1. The problem statement, all variables and given/known data
Find the ∆S per mol between liquid water at -5 ºC and ice at -5ºC at 1020hPa
Data:
∆CP,m fusion = 37,3 J K-1 mol-1
∆fusH = 6,01 kJ mol-1
The answer is 21.3 J/K mol

2. Relevant equations
Usually I solve these problems by steps when they are at P=1 atm but since its at P=1020 hPa i don't really know how to proceed.
I tried using the following equation:
∆S= Q/T + nCpm ln T2/T1
Since I am given the Cpm I interpret that the pression is constant throughout the process

3. The attempt at a solution
I first tried to solve it like I normally would, without taking into account that the press ion a was not 1 atm.
I want to try and find the temperature at which water soldifies at 1020 hPa but I don't know how with the data I am given. I thought that since Qp is the enthalpy maybe I could find it using Q = n∆T specific heat of water
but even thought I know what the specific heat of water is (41814 J/K kg) I'm not given this data so I'm unsure if this is what I have to do.
This is what I first tried doing but after I realized my mistake I did this:

I didn't obtain the value for entropy I should have with neither of the methods I tried. Where am I wrong?

2. Dec 13, 2017

### Staff: Mentor

You are correct about thinking of this as a multi-step process.

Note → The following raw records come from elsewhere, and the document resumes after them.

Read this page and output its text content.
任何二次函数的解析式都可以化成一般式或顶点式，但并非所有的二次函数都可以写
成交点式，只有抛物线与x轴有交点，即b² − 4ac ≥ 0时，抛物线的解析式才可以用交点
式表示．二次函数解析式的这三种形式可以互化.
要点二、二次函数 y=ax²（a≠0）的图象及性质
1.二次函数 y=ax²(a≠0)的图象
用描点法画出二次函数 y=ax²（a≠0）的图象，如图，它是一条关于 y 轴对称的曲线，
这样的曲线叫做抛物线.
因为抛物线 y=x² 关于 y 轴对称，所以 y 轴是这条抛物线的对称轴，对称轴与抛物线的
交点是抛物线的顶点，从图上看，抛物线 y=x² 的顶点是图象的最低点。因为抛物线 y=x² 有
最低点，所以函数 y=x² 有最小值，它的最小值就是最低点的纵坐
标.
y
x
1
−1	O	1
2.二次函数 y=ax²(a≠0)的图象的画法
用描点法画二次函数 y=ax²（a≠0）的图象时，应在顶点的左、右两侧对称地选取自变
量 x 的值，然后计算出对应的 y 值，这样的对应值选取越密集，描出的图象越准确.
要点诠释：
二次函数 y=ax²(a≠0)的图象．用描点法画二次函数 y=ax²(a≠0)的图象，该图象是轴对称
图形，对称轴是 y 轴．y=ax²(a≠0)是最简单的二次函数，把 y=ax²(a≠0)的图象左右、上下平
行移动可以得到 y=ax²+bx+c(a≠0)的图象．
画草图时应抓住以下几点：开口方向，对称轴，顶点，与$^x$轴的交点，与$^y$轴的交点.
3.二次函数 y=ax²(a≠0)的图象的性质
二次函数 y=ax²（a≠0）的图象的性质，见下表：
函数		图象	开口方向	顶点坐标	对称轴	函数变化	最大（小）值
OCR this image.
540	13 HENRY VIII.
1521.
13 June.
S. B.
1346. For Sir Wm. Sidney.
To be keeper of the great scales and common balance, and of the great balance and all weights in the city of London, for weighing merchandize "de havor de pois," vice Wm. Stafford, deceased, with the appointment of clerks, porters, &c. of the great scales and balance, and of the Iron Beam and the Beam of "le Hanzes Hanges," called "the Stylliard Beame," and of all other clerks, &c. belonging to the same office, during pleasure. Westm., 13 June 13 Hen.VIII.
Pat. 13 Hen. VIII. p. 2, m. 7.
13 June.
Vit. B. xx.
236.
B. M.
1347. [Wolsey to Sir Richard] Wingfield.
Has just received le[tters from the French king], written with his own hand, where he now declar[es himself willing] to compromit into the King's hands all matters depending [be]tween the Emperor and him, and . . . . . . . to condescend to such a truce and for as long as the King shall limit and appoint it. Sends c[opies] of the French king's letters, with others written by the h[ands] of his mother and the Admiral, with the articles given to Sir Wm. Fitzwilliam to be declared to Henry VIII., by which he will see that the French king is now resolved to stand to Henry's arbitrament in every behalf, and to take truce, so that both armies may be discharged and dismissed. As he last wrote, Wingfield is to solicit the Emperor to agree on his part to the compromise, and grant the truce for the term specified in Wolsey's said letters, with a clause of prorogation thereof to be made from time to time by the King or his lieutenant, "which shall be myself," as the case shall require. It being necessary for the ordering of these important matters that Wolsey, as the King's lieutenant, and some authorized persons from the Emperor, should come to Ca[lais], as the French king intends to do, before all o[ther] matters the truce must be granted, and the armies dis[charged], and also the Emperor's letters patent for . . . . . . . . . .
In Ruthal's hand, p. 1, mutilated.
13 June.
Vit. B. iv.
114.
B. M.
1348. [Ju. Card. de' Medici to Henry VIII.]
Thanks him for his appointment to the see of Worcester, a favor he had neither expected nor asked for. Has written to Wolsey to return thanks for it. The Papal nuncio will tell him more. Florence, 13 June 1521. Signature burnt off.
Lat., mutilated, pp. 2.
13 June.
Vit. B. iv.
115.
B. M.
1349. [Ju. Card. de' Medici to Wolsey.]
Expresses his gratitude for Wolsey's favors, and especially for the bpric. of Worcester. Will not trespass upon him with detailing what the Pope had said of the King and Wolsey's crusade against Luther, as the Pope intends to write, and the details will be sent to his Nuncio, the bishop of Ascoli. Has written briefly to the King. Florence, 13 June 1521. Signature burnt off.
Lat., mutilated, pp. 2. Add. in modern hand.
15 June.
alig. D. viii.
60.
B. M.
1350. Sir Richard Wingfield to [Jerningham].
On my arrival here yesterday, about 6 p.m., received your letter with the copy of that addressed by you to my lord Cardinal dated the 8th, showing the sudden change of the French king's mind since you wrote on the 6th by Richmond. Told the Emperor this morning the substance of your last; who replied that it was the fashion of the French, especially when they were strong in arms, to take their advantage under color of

ice at -5C and 1020 hPa to ice at 0 C and 1020 hPa
ice at 0 C and 1020 hPa to ice at 0 C and 1 atm
ice at 0 C and 1 atm to water at 0 C and 1 atm
water at 0 C and 1 atm to water at 0C and 1020 hPa
water at 0C and 1020 hPa to water at 5 C and 1020 hPa

3. Dec 14, 2017

### Upupumiau

I tried doing it this way and it really does make more sense but I can't still obtain the 21.3 J/K I should and I really don't know why. I thought maybe it's because of the Cpm I have been given , but it turns out it doesnt really differ from the one I was given, so I thought I might change the sign since one it's fusion and the other one its for solidification. Still, I haven't obtained the result I need and I don't know why. Could anyone please help me?

4. Dec 14, 2017

### Staff: Mentor

You did this mostly correctly in your first attempt. The first thing to recognize is that 1020 hPa is essentially 1 atm, so there is no need to account for a pressure effect. So the change in entropy in going from 1 mole of ice at -5 C to water at - 5 C is given by:
$$\Delta S=C_i\ln(273/268)+\frac{\Delta H(0)}{273}+C_w\ln(268/273)=(C_W-C_i)\ln(268/273)+22.0$$
We know that $C_w-C_i=37.3\ J/mol.K$

5. Dec 14, 2017

### Upupumiau

I don't quite understand how you're using logarithmic properties here, could you explain it to me please?

6. Dec 14, 2017

### Staff: Mentor

Are you saying that you are not sure how to determine the change in entropy of a solid or liquid when it is heated or cooled from an initial temperature to a final temperature (and why this should involve natural logs of temperatures)?

7. Dec 31, 2017

### Upupumiau

I do, sorry. I had to revisit the basics. Thank you for your help.